Please note that calibrating an instrument once a month is another story as compared to constructing the calibration curve from that instrument. The former is meant to check the accuracy of the instrument's output and the latter serves to determine the concentration of a substance by noting the response of the instrument to 6-7 standards.

Also note that all instrumental analysis techniques are relative with very very few exceptions (gravimetry, microwave spectroscopy, coulometry which are absolute etc.). The rest all need standards for comparison.

In analytical chemistry, it will be considered a bad practice to make a calibration curve one day and use it for the entire month. The good practice is to make a fresh calibration curve for every batch of samples and there should be a "reference" check which keeps on validating the calibration curve after a certain number of samples have been analyzed.

The main reason is that most instruments will show what is called as the drift i.e., a low frequency and hence long term noise in the baseline. The baseline response can rise and decline slowly.

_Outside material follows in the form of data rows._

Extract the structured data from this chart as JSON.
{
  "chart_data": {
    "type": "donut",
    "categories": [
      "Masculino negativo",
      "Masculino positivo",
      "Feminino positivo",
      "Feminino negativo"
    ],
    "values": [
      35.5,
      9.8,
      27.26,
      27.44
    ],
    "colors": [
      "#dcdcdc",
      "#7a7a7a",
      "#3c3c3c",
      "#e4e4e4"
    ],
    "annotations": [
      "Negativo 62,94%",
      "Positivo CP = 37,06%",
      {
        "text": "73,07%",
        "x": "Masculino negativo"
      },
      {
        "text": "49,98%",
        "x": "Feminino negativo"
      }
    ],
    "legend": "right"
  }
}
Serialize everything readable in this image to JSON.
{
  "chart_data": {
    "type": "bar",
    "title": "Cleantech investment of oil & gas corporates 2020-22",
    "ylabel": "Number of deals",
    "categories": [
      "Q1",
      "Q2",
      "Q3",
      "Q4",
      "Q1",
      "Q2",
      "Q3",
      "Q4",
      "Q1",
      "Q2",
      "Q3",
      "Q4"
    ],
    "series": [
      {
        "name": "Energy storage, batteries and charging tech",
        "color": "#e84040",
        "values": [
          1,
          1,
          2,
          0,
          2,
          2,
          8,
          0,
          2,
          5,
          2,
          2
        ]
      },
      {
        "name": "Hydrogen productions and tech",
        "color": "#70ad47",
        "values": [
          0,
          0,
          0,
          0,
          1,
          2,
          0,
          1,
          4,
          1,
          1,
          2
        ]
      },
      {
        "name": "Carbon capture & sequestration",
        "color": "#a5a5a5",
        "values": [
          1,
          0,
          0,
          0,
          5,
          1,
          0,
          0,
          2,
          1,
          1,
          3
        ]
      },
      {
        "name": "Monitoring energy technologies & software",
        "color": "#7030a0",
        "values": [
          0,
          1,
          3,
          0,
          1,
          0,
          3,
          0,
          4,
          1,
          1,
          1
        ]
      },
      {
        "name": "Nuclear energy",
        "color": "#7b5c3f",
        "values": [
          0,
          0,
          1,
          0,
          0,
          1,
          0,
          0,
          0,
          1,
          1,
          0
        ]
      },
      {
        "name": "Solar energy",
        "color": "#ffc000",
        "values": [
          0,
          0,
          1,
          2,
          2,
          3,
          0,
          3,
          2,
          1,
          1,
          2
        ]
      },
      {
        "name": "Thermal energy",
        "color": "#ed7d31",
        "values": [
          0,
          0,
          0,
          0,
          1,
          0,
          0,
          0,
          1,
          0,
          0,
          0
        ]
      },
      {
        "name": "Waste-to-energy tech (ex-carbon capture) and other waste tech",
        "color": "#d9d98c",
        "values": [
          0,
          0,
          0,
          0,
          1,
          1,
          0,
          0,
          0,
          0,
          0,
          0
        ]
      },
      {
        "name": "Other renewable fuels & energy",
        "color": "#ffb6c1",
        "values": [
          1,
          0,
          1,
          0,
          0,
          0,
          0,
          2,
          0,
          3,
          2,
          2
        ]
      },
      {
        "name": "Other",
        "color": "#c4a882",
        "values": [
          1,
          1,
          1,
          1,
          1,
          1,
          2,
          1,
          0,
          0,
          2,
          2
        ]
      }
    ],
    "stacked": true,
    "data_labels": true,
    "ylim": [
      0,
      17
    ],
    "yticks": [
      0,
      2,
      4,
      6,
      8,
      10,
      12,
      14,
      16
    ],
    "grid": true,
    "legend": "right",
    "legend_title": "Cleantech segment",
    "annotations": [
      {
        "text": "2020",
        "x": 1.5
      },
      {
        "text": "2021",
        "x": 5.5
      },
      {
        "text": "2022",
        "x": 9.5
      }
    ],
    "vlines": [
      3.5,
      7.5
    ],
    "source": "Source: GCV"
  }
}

Also the word correlation is perhaps not suitable in your situation. Correlation has a very specific meaning in signal processing/instrumental analysis. What you imply is the influence of interferences and something called as the matric effect. Suppose, you have b, along with c,d,e,...,f. Yes, the presence of the additional components can indeed influence the signal of b. In most cases, the signal of b is decreased causing a lower result than expected.

Beyond your hypothetical situation, one can say nothing. Which instrument you had mind?